Nie zapomnij o taksówce!
Jedyne co musiałam zrobić w najbliższym czasie i co powtarzałam w głowie jak mantrę, to zamówienie taksówki Dorocie.
Wciąż jednak coś stało na przeszkodzie. Wreszcie koło ósmej wieczorem kuzynka powiedziała, że już to uczyniła, ale ja wolałam się upewnić. Zadzwoniłam do koleżanki.
Słabo było ją słychać.
Pewnie jakieś problemy z zasięgiem, ale udało mi się dowiedzieć, że już wszystko załatwione.
Złowieszcza sowa
Było już dobrze po południu, a ja miałam jechać do szkoły po długiej przerwie.
Pakowałam się niespiesznie, z rozwagą. Chodziłam po pokoju słuchając radia i czułam się jakoś dziwnie.
Nagle do moich skołatanych myśli wtargnęła mama wchodząc do pokoju i każąc mi coś przymierzać. Z początku były to zwykłe, lekkie ciuchy na lato.
Bardzo mi się spodobała jedna bluzka, ale potem mama zaproponowała mi przymierzenie pewnej brzydkiej, zimowej kurtki i wtedy się zdenerwowałam.

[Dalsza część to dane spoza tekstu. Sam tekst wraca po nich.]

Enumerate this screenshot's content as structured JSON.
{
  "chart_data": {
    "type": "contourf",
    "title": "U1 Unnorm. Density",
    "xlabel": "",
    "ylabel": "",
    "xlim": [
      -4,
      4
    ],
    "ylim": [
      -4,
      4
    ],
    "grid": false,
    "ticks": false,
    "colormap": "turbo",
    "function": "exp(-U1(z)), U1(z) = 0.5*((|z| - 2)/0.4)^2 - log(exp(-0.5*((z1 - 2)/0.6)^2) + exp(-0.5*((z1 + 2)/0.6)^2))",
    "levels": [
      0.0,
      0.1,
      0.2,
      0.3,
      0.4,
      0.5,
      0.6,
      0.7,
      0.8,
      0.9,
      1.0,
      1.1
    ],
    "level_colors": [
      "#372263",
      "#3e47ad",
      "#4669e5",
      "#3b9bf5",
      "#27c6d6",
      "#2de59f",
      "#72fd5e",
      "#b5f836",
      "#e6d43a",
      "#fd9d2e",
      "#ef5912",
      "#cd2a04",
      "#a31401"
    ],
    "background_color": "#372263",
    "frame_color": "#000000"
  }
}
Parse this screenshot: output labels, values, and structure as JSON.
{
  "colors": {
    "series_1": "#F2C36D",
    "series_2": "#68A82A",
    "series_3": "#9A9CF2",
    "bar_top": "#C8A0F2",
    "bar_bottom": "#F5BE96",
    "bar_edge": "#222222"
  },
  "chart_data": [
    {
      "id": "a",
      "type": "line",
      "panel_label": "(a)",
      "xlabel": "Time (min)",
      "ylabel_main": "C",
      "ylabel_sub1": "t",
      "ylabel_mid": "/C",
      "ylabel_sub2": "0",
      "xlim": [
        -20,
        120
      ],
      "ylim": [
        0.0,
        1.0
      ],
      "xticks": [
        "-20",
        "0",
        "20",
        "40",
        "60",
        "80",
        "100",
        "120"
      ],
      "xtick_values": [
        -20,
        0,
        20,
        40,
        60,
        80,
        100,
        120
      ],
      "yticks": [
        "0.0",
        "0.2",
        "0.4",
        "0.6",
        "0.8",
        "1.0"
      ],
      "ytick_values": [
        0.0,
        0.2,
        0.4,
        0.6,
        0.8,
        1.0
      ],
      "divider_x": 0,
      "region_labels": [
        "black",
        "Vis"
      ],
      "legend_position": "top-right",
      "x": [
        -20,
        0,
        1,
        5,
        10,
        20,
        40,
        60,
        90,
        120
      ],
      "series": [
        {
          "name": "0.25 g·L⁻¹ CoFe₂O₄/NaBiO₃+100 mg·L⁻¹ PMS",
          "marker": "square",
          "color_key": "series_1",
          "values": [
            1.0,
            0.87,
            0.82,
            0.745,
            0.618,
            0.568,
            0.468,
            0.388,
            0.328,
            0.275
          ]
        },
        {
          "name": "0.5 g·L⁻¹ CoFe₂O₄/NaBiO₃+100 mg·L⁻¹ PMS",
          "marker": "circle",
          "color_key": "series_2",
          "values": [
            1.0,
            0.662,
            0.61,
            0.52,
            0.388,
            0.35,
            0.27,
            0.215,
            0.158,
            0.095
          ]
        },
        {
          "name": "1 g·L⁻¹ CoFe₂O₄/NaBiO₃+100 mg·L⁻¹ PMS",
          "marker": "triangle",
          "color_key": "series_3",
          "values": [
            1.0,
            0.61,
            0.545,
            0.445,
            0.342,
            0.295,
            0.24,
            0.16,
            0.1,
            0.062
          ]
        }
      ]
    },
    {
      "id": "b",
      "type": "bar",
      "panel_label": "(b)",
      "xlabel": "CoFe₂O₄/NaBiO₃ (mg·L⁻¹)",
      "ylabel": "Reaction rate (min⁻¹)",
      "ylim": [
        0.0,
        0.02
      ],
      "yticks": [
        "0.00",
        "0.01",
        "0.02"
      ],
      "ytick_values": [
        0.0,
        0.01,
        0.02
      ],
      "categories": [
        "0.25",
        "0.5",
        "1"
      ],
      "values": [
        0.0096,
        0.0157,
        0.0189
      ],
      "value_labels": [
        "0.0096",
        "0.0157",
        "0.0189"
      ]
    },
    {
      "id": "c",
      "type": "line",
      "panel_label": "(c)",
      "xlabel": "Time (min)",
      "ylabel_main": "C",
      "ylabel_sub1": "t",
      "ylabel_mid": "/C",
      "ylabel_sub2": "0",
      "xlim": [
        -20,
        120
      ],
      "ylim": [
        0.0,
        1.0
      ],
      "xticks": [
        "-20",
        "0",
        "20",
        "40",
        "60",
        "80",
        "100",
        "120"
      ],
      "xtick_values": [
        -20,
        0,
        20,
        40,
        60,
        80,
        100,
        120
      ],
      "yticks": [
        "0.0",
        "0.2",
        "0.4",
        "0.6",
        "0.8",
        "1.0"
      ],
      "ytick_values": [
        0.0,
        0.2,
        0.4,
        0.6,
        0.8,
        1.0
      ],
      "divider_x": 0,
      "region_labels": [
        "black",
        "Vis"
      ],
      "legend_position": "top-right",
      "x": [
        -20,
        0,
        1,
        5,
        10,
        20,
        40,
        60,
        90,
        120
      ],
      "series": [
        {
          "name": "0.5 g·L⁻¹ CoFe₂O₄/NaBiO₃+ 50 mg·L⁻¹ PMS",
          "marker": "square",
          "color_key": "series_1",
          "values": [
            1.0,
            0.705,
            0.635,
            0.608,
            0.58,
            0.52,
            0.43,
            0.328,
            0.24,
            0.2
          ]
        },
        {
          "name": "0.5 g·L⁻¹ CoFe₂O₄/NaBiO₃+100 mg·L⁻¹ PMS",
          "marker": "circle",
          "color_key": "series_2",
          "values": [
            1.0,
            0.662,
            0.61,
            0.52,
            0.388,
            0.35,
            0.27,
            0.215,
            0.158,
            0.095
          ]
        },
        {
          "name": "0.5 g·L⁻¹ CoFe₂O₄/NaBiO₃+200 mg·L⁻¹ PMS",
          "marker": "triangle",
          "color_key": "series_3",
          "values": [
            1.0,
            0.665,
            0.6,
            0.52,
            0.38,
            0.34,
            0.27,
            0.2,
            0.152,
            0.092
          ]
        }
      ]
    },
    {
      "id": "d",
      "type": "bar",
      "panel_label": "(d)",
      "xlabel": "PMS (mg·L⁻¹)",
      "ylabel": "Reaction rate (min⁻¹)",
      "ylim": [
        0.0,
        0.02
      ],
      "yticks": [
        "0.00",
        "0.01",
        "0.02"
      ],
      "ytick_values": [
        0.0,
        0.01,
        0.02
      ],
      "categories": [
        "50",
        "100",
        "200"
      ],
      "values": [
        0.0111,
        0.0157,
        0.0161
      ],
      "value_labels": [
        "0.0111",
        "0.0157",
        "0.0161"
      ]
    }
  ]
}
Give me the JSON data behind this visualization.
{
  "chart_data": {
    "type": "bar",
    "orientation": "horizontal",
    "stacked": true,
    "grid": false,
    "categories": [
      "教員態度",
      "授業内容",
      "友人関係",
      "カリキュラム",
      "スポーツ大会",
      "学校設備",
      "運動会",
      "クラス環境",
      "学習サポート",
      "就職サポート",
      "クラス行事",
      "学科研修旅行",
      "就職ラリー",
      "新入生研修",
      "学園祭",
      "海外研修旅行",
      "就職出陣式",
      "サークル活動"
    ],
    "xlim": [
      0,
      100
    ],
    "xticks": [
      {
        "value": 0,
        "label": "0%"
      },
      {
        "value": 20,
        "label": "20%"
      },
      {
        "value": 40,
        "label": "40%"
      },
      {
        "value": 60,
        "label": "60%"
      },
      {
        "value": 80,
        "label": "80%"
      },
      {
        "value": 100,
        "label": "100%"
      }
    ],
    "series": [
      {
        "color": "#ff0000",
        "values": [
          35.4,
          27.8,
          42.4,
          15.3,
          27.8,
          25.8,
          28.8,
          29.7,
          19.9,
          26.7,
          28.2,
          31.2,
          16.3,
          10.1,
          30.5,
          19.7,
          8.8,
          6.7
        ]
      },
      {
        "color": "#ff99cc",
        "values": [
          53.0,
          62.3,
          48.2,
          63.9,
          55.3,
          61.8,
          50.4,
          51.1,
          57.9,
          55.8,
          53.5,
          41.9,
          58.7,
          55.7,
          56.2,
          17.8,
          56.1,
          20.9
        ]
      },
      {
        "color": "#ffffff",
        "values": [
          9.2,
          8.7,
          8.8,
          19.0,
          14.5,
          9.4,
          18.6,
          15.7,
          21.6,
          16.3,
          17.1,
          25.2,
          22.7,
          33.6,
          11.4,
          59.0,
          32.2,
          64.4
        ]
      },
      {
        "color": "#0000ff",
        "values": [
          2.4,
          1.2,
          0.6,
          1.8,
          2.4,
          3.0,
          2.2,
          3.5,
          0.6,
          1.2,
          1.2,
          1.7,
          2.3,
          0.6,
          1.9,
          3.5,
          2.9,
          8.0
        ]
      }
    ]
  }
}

Krzyknęłam do mamy coś obraźliwego i ze złością ściągnęłam kurtkę.
Zrobiło mi się głupio, ale już słowa zostały wypowiedziane. Mama zabrała rzeczy i wyszła.
Teraz grało radio zet, a przecież ja nic nie przełączałam.
Zapowiedzieli jakąś nową piosenkę, ale brzmiała ona jak jedna ze starszych piosenek Anity Lipnickiej. W następnej godzinie miał pojawić się Marcin Wojciechowski i żałowałam, że nie będzie mógł puścić tej piosenki. Zaczęłam się znów pakować.
Nagle na mej półce zauważyłam płytę. Nie wiedziałam co to może być, więc spakowałam ją do plecaka. W szkole zobaczę, jak mi będzie smutno.
Spacerowałam z płytą po pokoju, gdy nagle zauważyłam, że na podłodze leży jakieś ziarno.
Zdziwiło mnie to bardzo, ale nie powiedziałam o tym mamie, by jej bardziej nie zezłościć. Tata bardzo się tym osobliwym brudem nie przejął i to mnie trochę wkurzyło, ale już nie chciałam się rzucać.
Nagle usłyszałam jakby trzepot skrzydeł, więc znów zawołałam tatę.
– To chyba sowa – powiedziałam.
– Może sowa – odparł tata tajemniczo i wyszedł. Gdy wrócił po chwili sowa była już całkiem widoczna, ale nie zrobiło to na tacie żadnego wrażenia.
Nagle ktoś zadzwonił do drzwi. Jak się okazało była to policja. Mama zaprosiła ich do kuchni i wtedy sowa zamieniła się w kobietę o zachrypniętym głosie. Oskarżyła nas ona o kradzież biżuterii i drogiego sprzętu. Wiedziałam, że to ona, bo śmierdziała ptakiem. Dlaczego wpędza nas w kłopoty skoro nic jej złego nie zrobiliśmy?